I think I’m missing something cognitively: you can show the commits in a public repo, but you can not make the commits available over a public API, to be consumed by your site at build time?

If by public repo you refer to the website repo for the hugo build output, yes. Although that is not intended or pursued in any way and in fact good housekeeping should have taken care of it. As for the latter part, once they are fetched by npm, no I can use no API that I am aware of.

A mirror of the repos I showed above works also in a private network, gathering far more internal material, generally protected in ways that require more advanced authentication than .GetJSON supports. That’s also not visible in the npm we discuss on the public repo above because the public site building variant does not need it. Bottom line is, it does not qualify as public API, so I cannot use .GetJSON directly to get the commits from our internal githubs during site building.

But anyway, the key question here is, what can I use to read from file system locations content that is not inside hugo’s directory. Consider also the other use case I outlined, where I need to read a bunch of media files that are part of the content and that won’t help me there, when content does not reside in hugo. Page resources seems a close match to what perhaps could be generally applicable approach for the problem. Provided that there is a solution how to avoid hardcoding the path.

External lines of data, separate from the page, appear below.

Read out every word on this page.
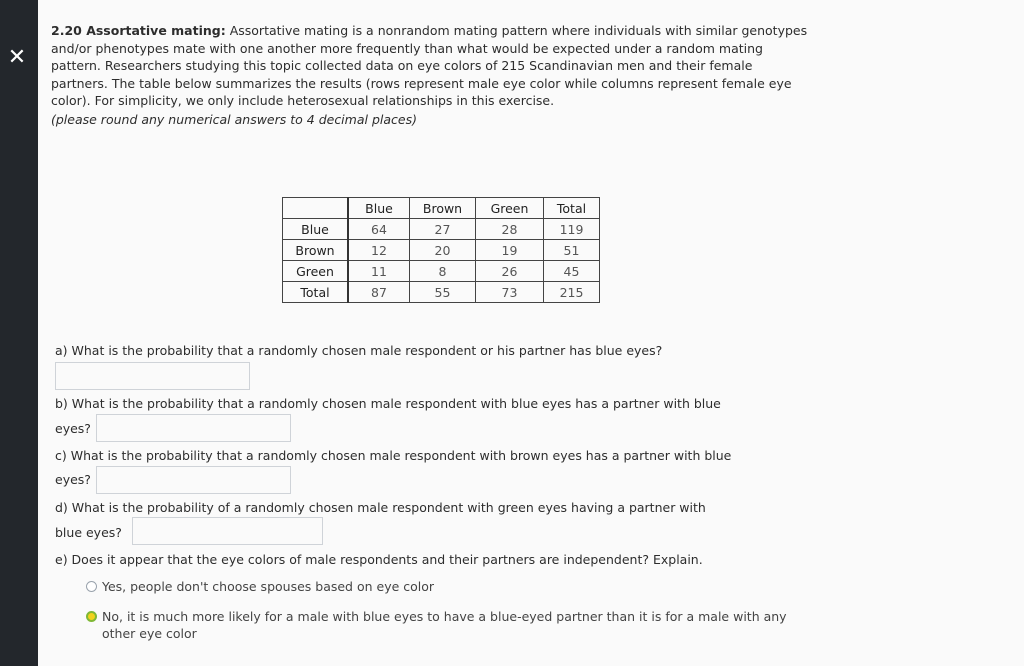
✕
2.20 Assortative mating: Assortative mating is a nonrandom mating pattern where individuals with similar genotypes and/or phenotypes mate with one another more frequently than what would be expected under a random mating pattern. Researchers studying this topic collected data on eye colors of 215 Scandinavian men and their female partners. The table below summarizes the results (rows represent male eye color while columns represent female eye color). For simplicity, we only include heterosexual relationships in this exercise.
(please round any numerical answers to 4 decimal places)
	Blue	Brown	Green	Total
Blue	64	27	28	119
Brown	12	20	19	51
Green	11	8	26	45
Total	87	55	73	215
a) What is the probability that a randomly chosen male respondent or his partner has blue eyes?
b) What is the probability that a randomly chosen male respondent with blue eyes has a partner with blue
eyes?
c) What is the probability that a randomly chosen male respondent with brown eyes has a partner with blue
eyes?
d) What is the probability of a randomly chosen male respondent with green eyes having a partner with
blue eyes?
e) Does it appear that the eye colors of male respondents and their partners are independent? Explain.
Yes, people don't choose spouses based on eye color
No, it is much more likely for a male with blue eyes to have a blue-eyed partner than it is for a male with any other eye color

Recapping what worked for me if anyone with similar problem hits that.

In a distributed setup where content is another git repo, distinct from your hugo website builder repo, what worked for me best with .GetJSON and .readDir was to symlink the source repo as content in the hugo repo. The only thing I’ve noticed you don’t get in this way is .GitInfo (but this might be related to other issues as well, I haven’t debugged that particular problem as .GitInfo was too limited for my case anyway). However, if the jsons you read with .GetJSON are useful only for the site building purposes and do not need to be served as content, you are much better off moving them to hugo’s data folder. There you could also employ them in which expressions and read them even without explicit .GetJSON with $.Site.Data.<json-file>.
Having a well-known content folder path solves my issues with .readDir too.

I don’t have an answer how to supply dynamically the contentDir site configuration parameter (or as --contentDir) to form valid path e.g. for .readDir (imagine this setting as an environment variable specific to a particular deployment). It seems that the two just don’t play well together.